PDFTextStripper stripper = new PDFText2HTML(encoding);
String result = stripper.getText(document).trim();

result contains something like

<!DOCTYPE html PUBLIC "-//W3C//DTD HTML 4.01 Transitional//EN"
 "http://www.w3.org/TR/html4/loose.dtd"> <html><head><title>Inserat
 SeLe EE rev</title> <meta http-equiv="Content-Type"
 content="text/html; charset=utf-8"> </head> <body> <div
 style="page-break-before:always;
 page-break-after:always"><div><p>&#0;&#1;&#2;&#3;&#4;&#5;&#6;&#7;&#...

instead of

 <!DOCTYPE html PUBLIC "-//W3C//DTD HTML 4.01 Transitional//EN"
 "http://www.w3.org/TR/html4/loose.dtd"> <html><head><title>Inserat
 SeLe EE rev</title> <meta http-equiv="Content-Type"
 content="text/html; charset=utf-8"> </head> <body> <div
 style="page-break-before:always; page-break-after:always"><div><p>any
 blablabla characters...

When I changed encoding to windows-1252 or utf-8 result not changed. Bad pdf url http://www.permaco.ch/fileadmin/user_upload/jobs/Inserat_SeLe_EE_rev.pdf

How to parse this pdf?

回答1:

How to parse this pdf?

Short of OCR'ing it you don't.

The PDF in question does not contain the information required to extract text without doing at least some OCR (at least OCR'ing each character of the used font to find a mapping from glyph to character) which would require additional libraries and code.

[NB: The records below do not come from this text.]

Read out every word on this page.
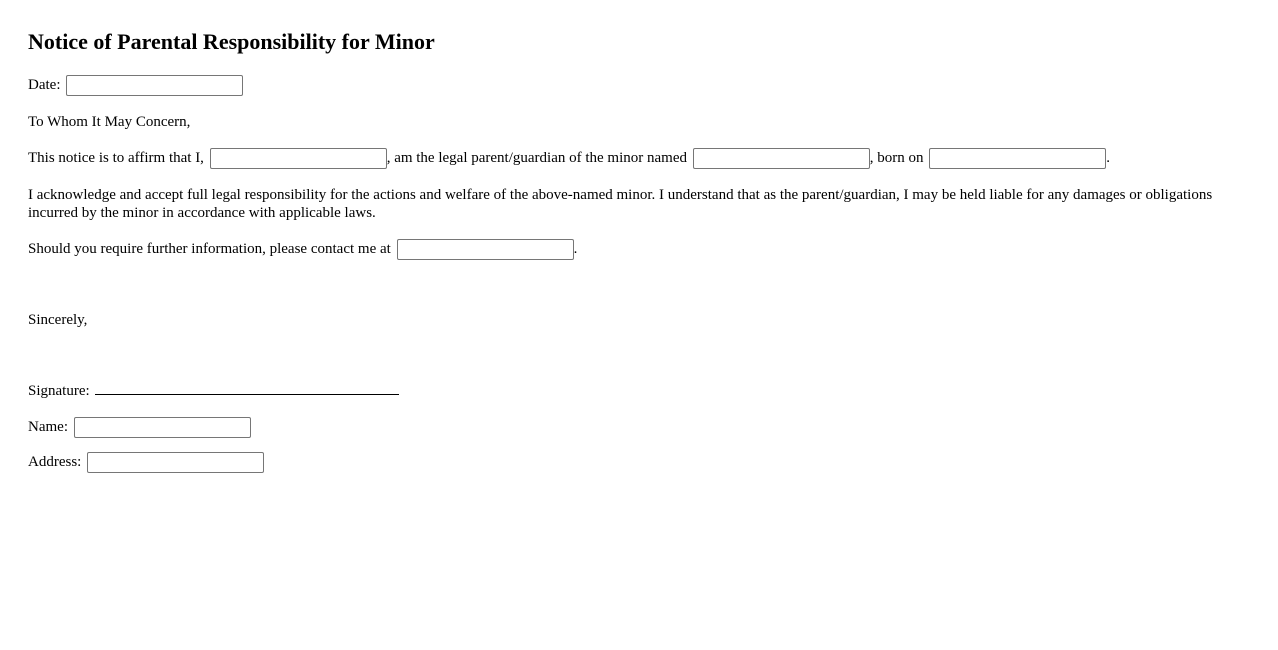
Notice of Parental Responsibility for Minor

Date:

To Whom It May Concern,

This notice is to affirm that I,	, am the legal parent/guardian of the minor named	, born on	.

I acknowledge and accept full legal responsibility for the actions and welfare of the above-named minor. I understand that as the parent/guardian, I may be held liable for any damages or obligations incurred by the minor in accordance with applicable laws.

Should you require further information, please contact me at	.

Sincerely,

Signature:

Name:

Address:
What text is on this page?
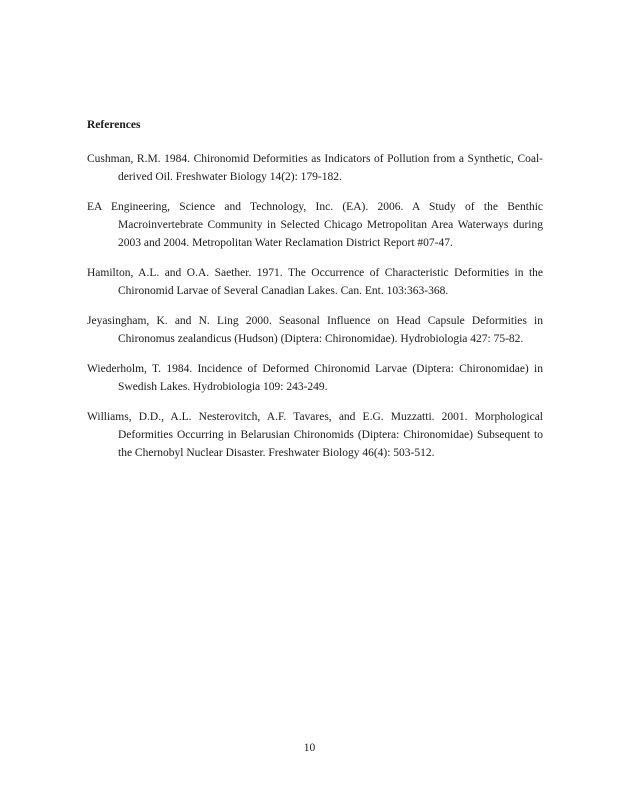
References
Cushman, R.M. 1984. Chironomid Deformities as Indicators of Pollution from a Synthetic, Coal-derived Oil. Freshwater Biology 14(2): 179-182.
EA Engineering, Science and Technology, Inc. (EA). 2006. A Study of the Benthic Macroinvertebrate Community in Selected Chicago Metropolitan Area Waterways during 2003 and 2004. Metropolitan Water Reclamation District Report #07-47.
Hamilton, A.L. and O.A. Saether. 1971. The Occurrence of Characteristic Deformities in the Chironomid Larvae of Several Canadian Lakes. Can. Ent. 103:363-368.
Jeyasingham, K. and N. Ling 2000. Seasonal Influence on Head Capsule Deformities in Chironomus zealandicus (Hudson) (Diptera: Chironomidae). Hydrobiologia 427: 75-82.
Wiederholm, T. 1984. Incidence of Deformed Chironomid Larvae (Diptera: Chironomidae) in Swedish Lakes. Hydrobiologia 109: 243-249.
Williams, D.D., A.L. Nesterovitch, A.F. Tavares, and E.G. Muzzatti. 2001. Morphological Deformities Occurring in Belarusian Chironomids (Diptera: Chironomidae) Subsequent to the Chernobyl Nuclear Disaster. Freshwater Biology 46(4): 503-512.

10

As a requirement for text extraction the PDF specification ISO 32000-1:2008 correctly states in section 9.10.2 that the font used for the text to extract needs to

  • either contain a ToUnicode CMap — the font used in your document doesn't —
  • or be a composite font that uses one of the predefined CMaps listed in Table 118 (except Identity–H and Identity–V) or whose descendant CIDFont uses the Adobe-GB1, Adobe-CNS1, Adobe-Japan1, or Adobe-Korea1 character collection — the font used in your document isn't —
  • or be a simple font that uses one of the predefined encodings MacRomanEncoding, MacExpertEncoding, or WinAnsiEncoding, or that has an encoding whose Differences array includes only character names taken from the Adobe standard Latin character set and the set of named characters in the Symbol font — the font used in your document neither uses one of those predefined encodings nor are the character names in its Differences array from those selections mentioned: the names used are /0, /1, ..., /155.

Generally a good first test is to try and copy&paste text using Adobe Reader as much text extraction experience is in the Reader's code. When trying to do so, you'll see that you only get garbage.